Sommerlektüre
ein Gastbeitrag von MOREL
Die Summer-Fiction-Issue des New Yorkers erscheint immer rechtzeitig vor den Sommerferien, um an den Stränden der Ostküste oder mit zweiwöchiger Verspätung auch am Bodensee gelesen zu werden. In diesem Jahr wiederholt das Magazin einen Coup aus dem Jahre 1999. Damals wählte die Redaktion genau 20 Autoren unter 40 als Zukunft der amerikanischen Belletristik aus. Dabei waren zum Beispiel Jonathan Franzen („Die Korrekturen“, ein etwas öder aber dafür sehr langer Familienroman), David Foster Wallace („Unendlicher Spaß“, bekanntlich noch länger, aber weniger öde) und Jhumpa Lahiri, die auf eine leichte und tschechowmäßig melancholische Weise von Amerikanern mit indischen Wurzeln (oder eher vom Verlust dieser Wurzeln) erzählt.
Ob der New Yorker den Erfolg dieser Autoren prognostiziert oder nicht vielmehr durch die Prognose weiter befördert hat, ist nicht zu entscheiden. Zumindest wäre es für das literarische Leben auch in Deutschland besser, anstelle sentimentaler Homestorys und aufgeregter Pseudo-Debatten mehr Geschichten und Romanausschnitte lesen zu dürfen, die dabei helfen Unbekanntes für sich zu entdecken. Im diesjährigen Summer-Fiction-New Yorker sind nun acht Autoren unter 40 zu entdecken (die anderen zwölf erscheinen in den nächsten Ausgaben). Einige sind schon etabliert, andere stehen noch vor ihren ersten Veröffentlichungen. Während der 99er Jahrgang auf dem Höhepunkt der High-Tech-Euphorie erschien, liegen 10 Jahre später zwei Börsencrashs, der 11. September und die Wahl Barack Obamas hinter uns. Das macht sich in den Texten bemerkbar.

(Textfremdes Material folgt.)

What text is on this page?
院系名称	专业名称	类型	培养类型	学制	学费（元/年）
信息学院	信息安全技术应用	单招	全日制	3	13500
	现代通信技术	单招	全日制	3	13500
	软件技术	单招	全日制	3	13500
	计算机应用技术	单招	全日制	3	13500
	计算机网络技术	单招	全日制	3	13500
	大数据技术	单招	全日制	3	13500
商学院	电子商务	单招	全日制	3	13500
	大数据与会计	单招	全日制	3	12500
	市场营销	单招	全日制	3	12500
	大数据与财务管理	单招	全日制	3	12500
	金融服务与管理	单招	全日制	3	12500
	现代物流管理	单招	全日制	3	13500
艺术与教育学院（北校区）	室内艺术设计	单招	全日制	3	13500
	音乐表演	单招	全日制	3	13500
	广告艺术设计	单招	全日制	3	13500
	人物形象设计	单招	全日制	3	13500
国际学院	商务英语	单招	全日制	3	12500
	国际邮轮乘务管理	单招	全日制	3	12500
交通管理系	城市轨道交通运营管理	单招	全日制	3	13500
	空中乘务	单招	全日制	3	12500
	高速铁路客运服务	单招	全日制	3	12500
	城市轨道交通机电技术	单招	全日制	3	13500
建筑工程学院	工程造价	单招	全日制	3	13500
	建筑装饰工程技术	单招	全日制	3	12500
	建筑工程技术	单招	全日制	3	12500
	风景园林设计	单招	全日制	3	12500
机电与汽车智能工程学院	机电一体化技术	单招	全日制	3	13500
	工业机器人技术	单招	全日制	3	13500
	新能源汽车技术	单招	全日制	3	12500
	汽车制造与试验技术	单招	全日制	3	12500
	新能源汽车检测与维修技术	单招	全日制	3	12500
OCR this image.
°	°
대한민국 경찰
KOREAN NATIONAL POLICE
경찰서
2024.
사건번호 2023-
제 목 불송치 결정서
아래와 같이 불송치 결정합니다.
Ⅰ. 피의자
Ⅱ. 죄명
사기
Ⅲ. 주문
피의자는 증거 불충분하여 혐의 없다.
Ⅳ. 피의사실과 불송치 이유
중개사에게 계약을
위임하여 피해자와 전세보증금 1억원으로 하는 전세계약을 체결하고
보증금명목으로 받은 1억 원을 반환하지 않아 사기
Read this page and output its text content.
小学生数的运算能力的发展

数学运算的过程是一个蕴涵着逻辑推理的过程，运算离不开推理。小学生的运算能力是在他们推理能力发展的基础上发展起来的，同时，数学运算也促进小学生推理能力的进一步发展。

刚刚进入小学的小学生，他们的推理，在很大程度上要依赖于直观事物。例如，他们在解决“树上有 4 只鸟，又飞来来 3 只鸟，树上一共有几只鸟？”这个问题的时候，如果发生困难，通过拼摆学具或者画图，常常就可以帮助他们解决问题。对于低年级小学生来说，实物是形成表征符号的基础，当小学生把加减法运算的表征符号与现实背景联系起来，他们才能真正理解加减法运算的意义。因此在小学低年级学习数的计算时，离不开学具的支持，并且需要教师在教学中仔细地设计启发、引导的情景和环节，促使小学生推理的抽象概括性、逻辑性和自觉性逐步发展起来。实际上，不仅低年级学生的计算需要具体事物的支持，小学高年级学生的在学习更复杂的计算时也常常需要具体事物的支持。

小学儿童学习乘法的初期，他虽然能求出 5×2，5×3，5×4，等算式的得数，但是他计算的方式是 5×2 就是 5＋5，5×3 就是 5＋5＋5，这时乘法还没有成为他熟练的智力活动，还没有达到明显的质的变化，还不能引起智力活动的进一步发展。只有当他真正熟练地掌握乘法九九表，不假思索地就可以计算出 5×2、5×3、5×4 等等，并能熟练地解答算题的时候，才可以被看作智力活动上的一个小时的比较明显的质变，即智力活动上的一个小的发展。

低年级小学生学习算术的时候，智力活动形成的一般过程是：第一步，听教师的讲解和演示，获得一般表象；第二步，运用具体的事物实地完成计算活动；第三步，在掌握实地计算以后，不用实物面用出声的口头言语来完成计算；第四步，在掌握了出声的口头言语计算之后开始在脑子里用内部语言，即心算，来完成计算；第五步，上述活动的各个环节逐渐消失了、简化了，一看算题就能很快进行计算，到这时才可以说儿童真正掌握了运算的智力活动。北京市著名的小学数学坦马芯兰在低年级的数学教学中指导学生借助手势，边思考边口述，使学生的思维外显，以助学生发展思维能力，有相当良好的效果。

Joshua Ferris, The Pilot: Hier geht es nicht um Flugzeuge, sondern um Fernsehserien. Lawrence, ein nur mäßig erfolgreicher Drehbuchschreiber erhält per Mail eine Party-Einladung von Kate Lotvelt. Kate hat die Sensations-Serie „Death in the Familiy“ konzipiert, in der pro Folge ein Familienmitglied stirbt, um dann in der nächsten Folge wieder aufzuerstehen. Lawrence befürchtet, er habe die Einladung nur zufällig zu erhalten. Aber um seine Karriere zu befördern, begibt er sich nach langem Zögern verhängnisvoller Weise doch auf die Party. Joshua Ferris, der Autor dieser bissigen Satire kennt den Hollywood-Jargon, er hat ein Ohr für Dialoge und Pointen. Irgendwo zwischen Evelyn Waughs „Death in Hollywood“ und Billy Wilders „Sunset Boulevard“ angesiedelt, im gut versteckten Kern aber doch ziemlich sentimental.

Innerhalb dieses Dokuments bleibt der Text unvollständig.